Wednesday, November 3, 2010

Scars and Bullets

Red droplets slowly trickled down his arm as he methodically moved it back and forth against the wall. At the age of 47, Paul Curry was broken. He worked 6 days a week as a postal carrier, came home, and slowly fell asleep in front of the television every night. He had no wife, no drive, and no happiness. He repeated this monotony for 20 years. It was now 3:37 A.M. and he continued to paint the same spot on the kitchen wall with the crimson red color he had stumbled upon in his cellar for the past thirty minutes. He had awoken from his couch with more passion in his eyes than ever. The off-white room was the last straw. Nothing seemed to matter to him except the wall. As he made his 352nd pass over the same patch of plaster, he realized the wall would never be what he wanted it to be. There was little he could do except leave the atrocious scar on the wall and fall to his knees. He sobbed into his arms and shook violently, wanting nothing more than to rip the wall out of his house and watch his home crumble around him.

It was sometime the next morning on Sunday when Paul picked himself off the floor. The red slash on the wall still mocked him. He could not bring himself to paint over it with the original washed out color. It had strangely brought change, as unsettling as it was, to him. It was the only thing in his life that had changed in 20 years. He hated it but yearned for it at the same time. He quickly changed clothes and drove into town.

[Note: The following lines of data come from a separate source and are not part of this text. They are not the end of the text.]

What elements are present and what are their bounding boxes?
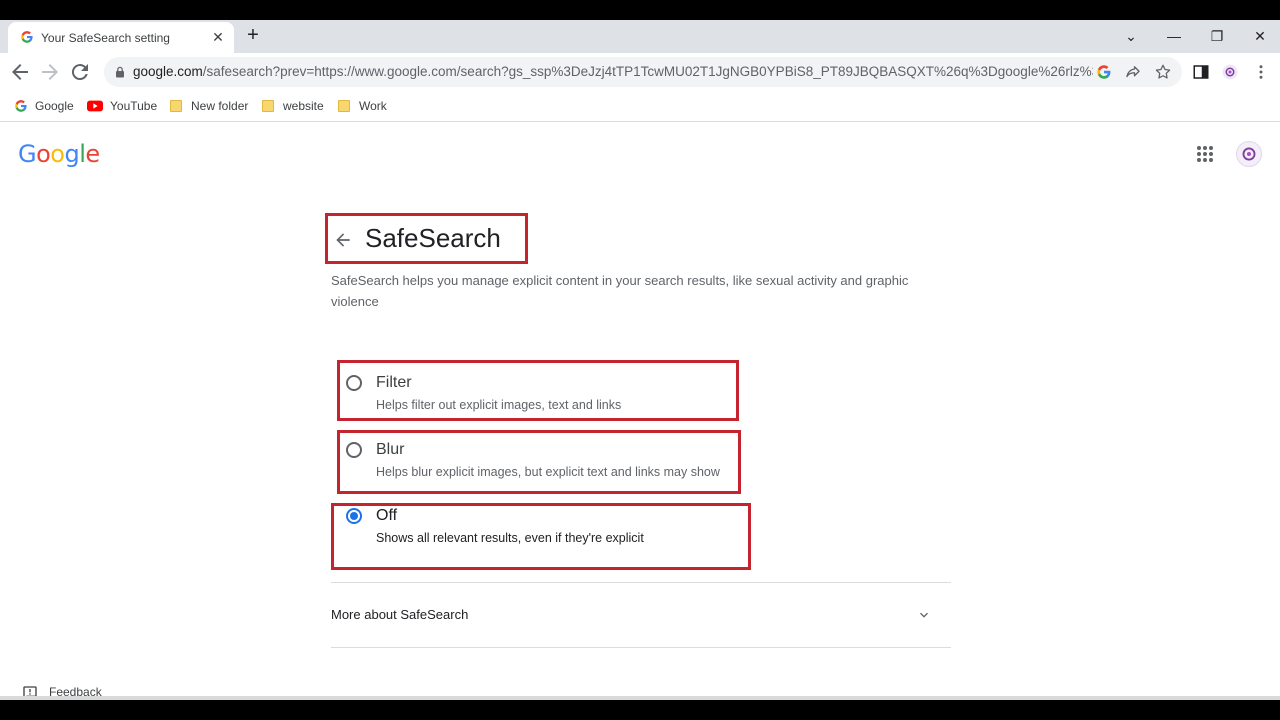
back-icon[interactable] [8,60,32,84]
url-host: google.com [133,64,203,79]
page-description: SafeSearch helps you manage explicit con… [331,273,909,309]
chevron-down-icon[interactable] [916,607,932,623]
forward-icon[interactable] [38,60,62,84]
more-about-safesearch[interactable]: More about SafeSearch [331,607,468,622]
page-title: SafeSearch [365,223,501,253]
bookmark-youtube[interactable]: YouTube [87,98,157,114]
bookmark-star-icon[interactable] [1154,63,1172,81]
google-icon [21,31,33,43]
share-icon[interactable] [1124,63,1142,81]
bookmark-website[interactable]: website [262,98,324,114]
folder-icon [338,100,350,112]
filter-label[interactable]: Filter [376,374,412,392]
google-apps-icon[interactable] [1196,145,1214,163]
google-icon [15,100,27,112]
youtube-icon [87,100,103,112]
bookmark-label: New folder [191,99,249,113]
lock-icon[interactable] [114,66,126,78]
tab-search-icon[interactable]: ⌄ [1119,24,1143,48]
bookmark-label: Google [35,99,74,113]
url-text[interactable]: google.com/safesearch?prev=https://www.g… [133,64,1093,79]
restore-button[interactable]: ❐ [1205,24,1229,48]
bookmark-work[interactable]: Work [338,98,387,114]
tab-safesearch[interactable]: Your SafeSearch setting ✕ [8,22,234,53]
blur-label[interactable]: Blur [376,441,404,459]
divider [331,582,951,583]
bookmarks-bar: Google YouTube New folder website Work [0,91,1280,122]
feedback-link[interactable]: Feedback [49,685,102,696]
off-label[interactable]: Off [376,507,397,525]
account-avatar[interactable] [1236,141,1262,167]
menu-more-icon[interactable] [1252,63,1270,81]
folder-icon [170,100,182,112]
filter-sublabel: Helps filter out explicit images, text a… [376,398,622,412]
bookmark-label: website [283,99,324,113]
browser-window: Your SafeSearch setting ✕ + ⌄ — ❐ ✕ goog… [0,20,1280,696]
tab-title: Your SafeSearch setting [41,31,170,45]
bookmark-label: Work [359,99,387,113]
back-arrow-icon[interactable] [333,230,353,250]
blur-radio[interactable] [346,442,362,458]
side-panel-icon[interactable] [1192,63,1210,81]
tab-strip: Your SafeSearch setting ✕ + ⌄ — ❐ ✕ [0,20,1280,53]
reload-icon[interactable] [68,60,92,84]
toolbar: google.com/safesearch?prev=https://www.g… [0,53,1280,91]
close-tab-icon[interactable]: ✕ [210,29,226,45]
minimize-button[interactable]: — [1162,24,1186,48]
off-sublabel: Shows all relevant results, even if they… [376,531,644,545]
profile-avatar-icon[interactable] [1221,63,1239,81]
folder-icon [262,100,274,112]
blur-sublabel-clip: Helps blur explicit images, but explicit… [376,465,737,479]
taskbar-edge [0,696,1280,700]
filter-radio[interactable] [346,375,362,391]
bookmark-google[interactable]: Google [14,98,74,114]
feedback-icon[interactable] [22,685,38,696]
screen: Your SafeSearch setting ✕ + ⌄ — ❐ ✕ goog… [0,0,1280,720]
close-window-button[interactable]: ✕ [1248,24,1272,48]
new-tab-button[interactable]: + [243,25,263,45]
safesearch-page: Google SafeSearch SafeSearch helps you m… [0,123,1280,696]
blur-sublabel: Helps blur explicit images, but explicit… [376,465,720,479]
off-radio[interactable] [346,508,362,524]
google-logo[interactable]: Google [18,140,100,168]
google-lens-icon[interactable] [1095,63,1113,81]
blur-highlight-box [337,430,741,494]
address-bar[interactable]: google.com/safesearch?prev=https://www.g… [104,57,1182,87]
url-path: /safesearch?prev=https://www.google.com/… [202,64,1093,79]
bookmark-label: YouTube [110,99,158,113]
bookmark-new-folder[interactable]: New folder [170,98,248,114]
divider [331,647,951,648]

He had no idea what he was doing, but the red scar had burned itself into him and he had a ferocious drive inside of him controlling his every move. Paul found himself in the dilapidated parking lot of a small gun shop. Inside the store, he felt a strange excitement and power enter him that he had never felt before. He wanted to explore this feeling and see how far it would take him. The store owner had said something to Paul, most likely a half-hearted greeting he rehearsed for all his shoppers, but Paul paid him no interest. His attention had fallen totally on a slender black rifle with a beautifully shaped barrel protruding gracefully from the center. The owner saw Paul gazing at the gun and pulled him back to reality. “You lookin’ to get yourself a gun? This one’s a real beauty.” Nothing else he said clicked in Paul’s mind. He handed his card over and soon enough the rifle was in his car as he drove home.

The night was strangely quiet as Paul cleaned the gun for the third time in a row. He had never even fired a single bullet in his 47 years of life, but somehow it felt right holding the gun in his hands. He cocked the gun and aimed at the reflection in the mirror across the room. The sight in the mirror was frightening at first, but soon he realized he had the gun. He had the power for the first time. It was salvation in supremacy and he never wanted to let it escape.